By Crystal Harrell
Country crooner Logan Brill played at Stagecoach’s Palomino Stage on April 26 to an excited audience, as Brill put on an extremely fun and high-energy set. She dazzled the crowd with amped-up performances of songs like “Scars,” “Month of Bad Habits,” and a contemporary rendition of Dolly Parton’s classic “Jolene,” armed with a killer electric guitar solo.
“I haven’t played at a festival of this caliber, but I’ve played for crowds of this type before. The energy was off the charts; it was so great. I’d love to come back [to Stagecoach] next year, hopefully,” Brill exclaimed.
Logan Brill is a rising star in Nashville’s country music scene, having released her debut album Walking Wires in 2013 to much acclaim, and will release her second studio album, Shuteye, on June 2. “It’s definitely an evolution for me as an artist from my first record. It has a lot more movement to it, I think. I toured with the first record for a long time, and loved playing it to the kind of listening room theatre crowd because there were a lot of mid-tempo ballads on there. But [Shuteye] moves so much more, and it’s very fun to play to larger crowds. I’m excited for it–the record rocks a little more,” explained the songstress.
Although not from a family of musicians, Logan Brill has woven a deep connection to music from a young age. Her family exposed her to a variety of genres in her early years, impacting her furthermore to pursue music as a career. “[My influences] are all across the board, but I always come back to my parents’ era of music.
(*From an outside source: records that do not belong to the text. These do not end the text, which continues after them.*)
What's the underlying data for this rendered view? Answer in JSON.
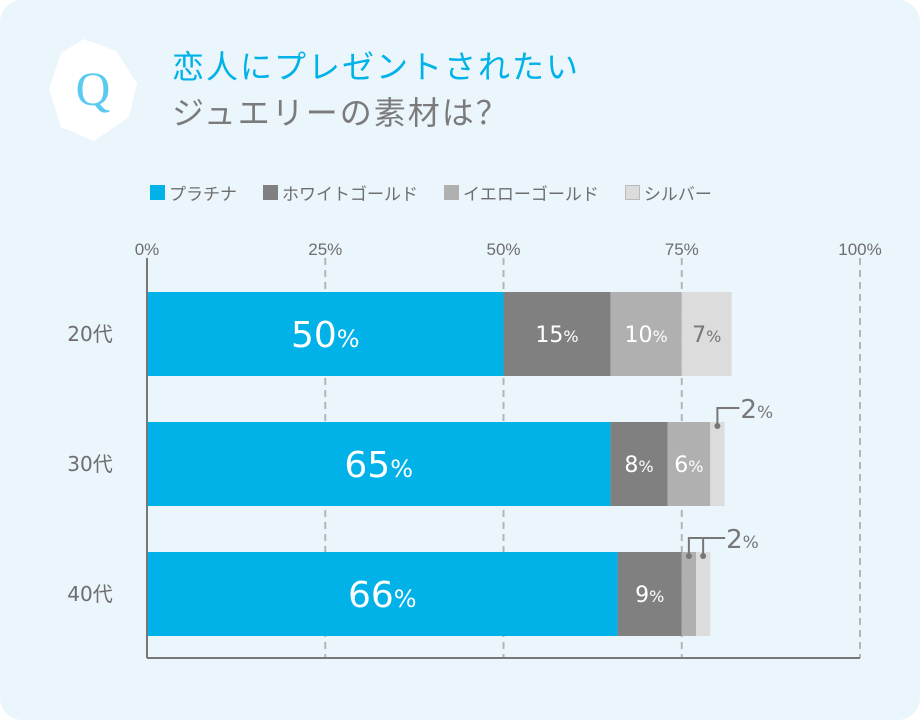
{
  "title": {
    "line1": "恋人にプレゼントされたい",
    "line2": "ジュエリーの素材は？",
    "badge": "Q"
  },
  "chart_data": {
    "type": "bar",
    "orientation": "horizontal",
    "stacked": true,
    "categories": [
      "20代",
      "30代",
      "40代"
    ],
    "series": [
      {
        "name": "プラチナ",
        "color": "#00b2e8",
        "values": [
          50,
          65,
          66
        ]
      },
      {
        "name": "ホワイトゴールド",
        "color": "#808080",
        "values": [
          15,
          8,
          9
        ]
      },
      {
        "name": "イエローゴールド",
        "color": "#b0b0b0",
        "values": [
          10,
          6,
          2
        ]
      },
      {
        "name": "シルバー",
        "color": "#dcdcdc",
        "values": [
          7,
          2,
          2
        ]
      }
    ],
    "data_labels": [
      [
        "50%",
        "15%",
        "10%",
        "7%"
      ],
      [
        "65%",
        "8%",
        "6%",
        ""
      ],
      [
        "66%",
        "9%",
        "",
        ""
      ]
    ],
    "callouts": [
      {
        "row": 1,
        "series": [
          3
        ],
        "text": "2%"
      },
      {
        "row": 2,
        "series": [
          2,
          3
        ],
        "text": "2%"
      }
    ],
    "xlim": [
      0,
      100
    ],
    "xticks": [
      0,
      25,
      50,
      75,
      100
    ],
    "xtick_labels": [
      "0%",
      "25%",
      "50%",
      "75%",
      "100%"
    ],
    "grid": true,
    "legend_position": "top"
  }
}
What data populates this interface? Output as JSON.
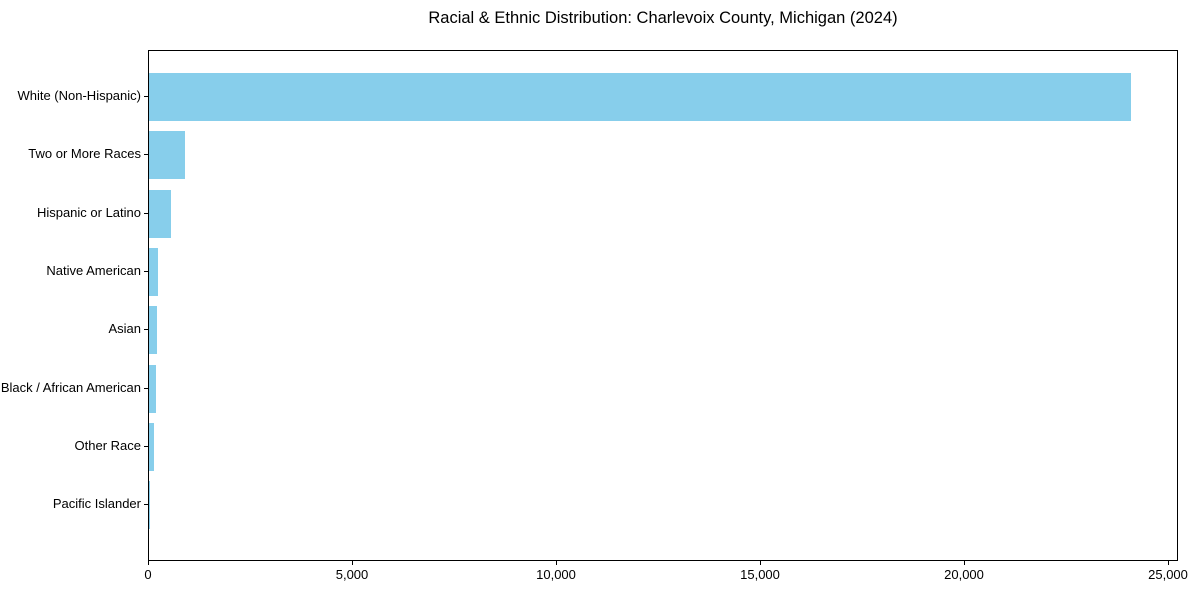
{
  "title": "Racial & Ethnic Distribution: Charlevoix County, Michigan (2024)",
  "colors": {
    "bar": "#87CEEB",
    "background": "#ffffff",
    "axis": "#000000",
    "text": "#000000"
  },
  "chart_data": {
    "type": "bar",
    "orientation": "horizontal",
    "title": "Racial & Ethnic Distribution: Charlevoix County, Michigan (2024)",
    "xlabel": "",
    "ylabel": "",
    "categories": [
      "White (Non-Hispanic)",
      "Two or More Races",
      "Hispanic or Latino",
      "Native American",
      "Asian",
      "Black / African American",
      "Other Race",
      "Pacific Islander"
    ],
    "values": [
      24070,
      890,
      550,
      210,
      190,
      160,
      120,
      10
    ],
    "bar_color": "#87CEEB",
    "xlim": [
      0,
      25245
    ],
    "x_ticks": [
      0,
      5000,
      10000,
      15000,
      20000,
      25000
    ],
    "x_tick_labels": [
      "0",
      "5,000",
      "10,000",
      "15,000",
      "20,000",
      "25,000"
    ],
    "grid": false,
    "legend": "none"
  }
}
They really filled my house with music growing up, like Emmylou Harris, Dolly Parton, and Gram Parsons for the country side, but also artists like Jimi Hendrix, Van Morrison, and things that have a more bluesy-rock sound to them. I’d say if you look at my iPod right now, it’s mostly oldies,” Brill revealed.
With that being said, the singer has used these musical influences to help craft her own unique sound and intimate brand of storytelling in the lyrics of her songs. Brill finds wonder in the ordinary when penning her poignant tracks, the process never being the same experience.
“It depends on the day, honestly. When I feel like I have even just a phrase I want to write about, or sometimes it’s a piece of music, I just play something on the guitar that feels right. I go off on a lot of movie scenes, books, and things I read about, so I get inspiration from everyday life. But a lot of times, it’s sitting in a room with another person and staring at the wall, saying ‘Well, it’s raining outside. Let’s write a ballad!’ The vibe of the room has a lot to do with it as well,” she stated.
Brill loves when fans are able to connect with her songs on a personal level, being the true test of a songwriter’s skill. “‘Scars’ was one of the first songs I wrote when I came to Nashville, and I wrote it about a breakup I went through during a time when I was very emotional about it. I’ve had a lot of people come up to me and say that it helped them through a hard period of their life, and it’s great because I turn to music, too, in tough times and I’m glad that song connected with listeners,” Brill said.
Having already played a show with The Band Perry in Virginia Beach to an audience of about 25,000 people and making her debut at the Grand Ole Opry on May 16, saying Brill is excited would be an understatement. “I know it’s going to be pivotal for me. I’ll probably be a jittery mess, but I’m anticipating it and ready to play. I have a ton of family coming in for it.”
So what does the soulful singer who commands the stage with her presence hope to accomplish in the future? “I’d love to perform in France. I got my degree in French when I graduated from Belmont University in Nashville. I spent a summer there and speak French relatively fluently at this point, so it’d be fun to go over there and actually use my degree,” she joked.
In the long run, Logan Brill is looking to continue to climb the ladder of success, and shine even brighter as a performer. “I hope to keep moving upwards, maybe come back to Stagecoach and play the Mane Stage. I’d love to play at any stage I can get people at and continue to make music that I’m proud of that inspires myself and other people,” concluded Brill.